En effet, la scolarisation ne sera plus adaptée à leurs exigences, sans oublier qu’ils ne pourront plus suivre le rythme des cours. «Ces enfants présentent des difficultés importantes  à se concentrer, à lire et à écrire. Ils ont par ailleurs du mal à s’orienter dans l’espace et dans le temps. Des particularités qu’il faut absolument prendre en considération», explique ainsi la présidente.
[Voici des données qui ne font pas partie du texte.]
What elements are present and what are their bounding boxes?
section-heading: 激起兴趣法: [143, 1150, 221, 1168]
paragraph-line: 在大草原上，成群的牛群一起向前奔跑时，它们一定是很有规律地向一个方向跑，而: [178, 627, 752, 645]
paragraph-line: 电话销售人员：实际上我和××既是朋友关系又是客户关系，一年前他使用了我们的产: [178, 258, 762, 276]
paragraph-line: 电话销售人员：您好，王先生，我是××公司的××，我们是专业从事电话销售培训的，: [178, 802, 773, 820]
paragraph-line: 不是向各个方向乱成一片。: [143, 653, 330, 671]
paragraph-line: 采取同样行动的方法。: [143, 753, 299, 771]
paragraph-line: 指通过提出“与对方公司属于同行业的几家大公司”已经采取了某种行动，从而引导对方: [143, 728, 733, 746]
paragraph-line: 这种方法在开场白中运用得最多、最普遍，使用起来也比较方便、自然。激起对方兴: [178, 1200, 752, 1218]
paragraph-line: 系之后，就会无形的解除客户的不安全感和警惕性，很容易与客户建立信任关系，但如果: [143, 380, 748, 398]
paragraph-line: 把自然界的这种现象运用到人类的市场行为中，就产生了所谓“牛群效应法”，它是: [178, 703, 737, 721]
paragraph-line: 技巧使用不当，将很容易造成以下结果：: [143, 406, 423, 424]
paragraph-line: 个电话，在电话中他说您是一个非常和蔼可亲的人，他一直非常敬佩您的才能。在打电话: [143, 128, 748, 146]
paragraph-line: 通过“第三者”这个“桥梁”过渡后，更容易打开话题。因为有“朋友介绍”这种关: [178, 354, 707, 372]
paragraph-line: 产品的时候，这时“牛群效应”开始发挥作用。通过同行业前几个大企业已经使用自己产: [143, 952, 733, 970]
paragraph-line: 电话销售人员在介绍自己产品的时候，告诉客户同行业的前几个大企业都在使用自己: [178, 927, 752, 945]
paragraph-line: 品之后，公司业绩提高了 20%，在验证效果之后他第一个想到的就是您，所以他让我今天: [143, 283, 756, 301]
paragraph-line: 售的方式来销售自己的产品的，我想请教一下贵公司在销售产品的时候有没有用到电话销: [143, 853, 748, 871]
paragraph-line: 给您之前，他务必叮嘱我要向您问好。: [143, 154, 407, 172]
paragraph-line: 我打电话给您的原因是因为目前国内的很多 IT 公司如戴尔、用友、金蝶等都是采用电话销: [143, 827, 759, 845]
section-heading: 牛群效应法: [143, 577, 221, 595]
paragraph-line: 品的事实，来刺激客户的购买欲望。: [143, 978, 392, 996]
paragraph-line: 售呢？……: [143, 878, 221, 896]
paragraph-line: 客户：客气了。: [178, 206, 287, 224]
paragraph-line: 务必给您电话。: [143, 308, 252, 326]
Pour changer la donne et redonner à ces enfants leurs droits, l’UNAHM a tout d’abord alerté l’opinion publique et les médias. Ensuite, l’Union s’est ralliée à de nombreuses associations pour rédiger une lettre collective adressée aux ministères de l’Education nationale et de la famille ainsi qu’aux organismes rattachés aux droits de l’enfant et aux droits de l’homme, dont notamment le conseil des droits de l’Homme. Mais pas seulement. Une commission a également été constituée pour suggérer à la tutelle des propositions concrètes, parmi lesquelles l’obtention d’une révision du guide qui prendra en compte la requête des associations et l’intégration des acteurs associatifs à cette démarche.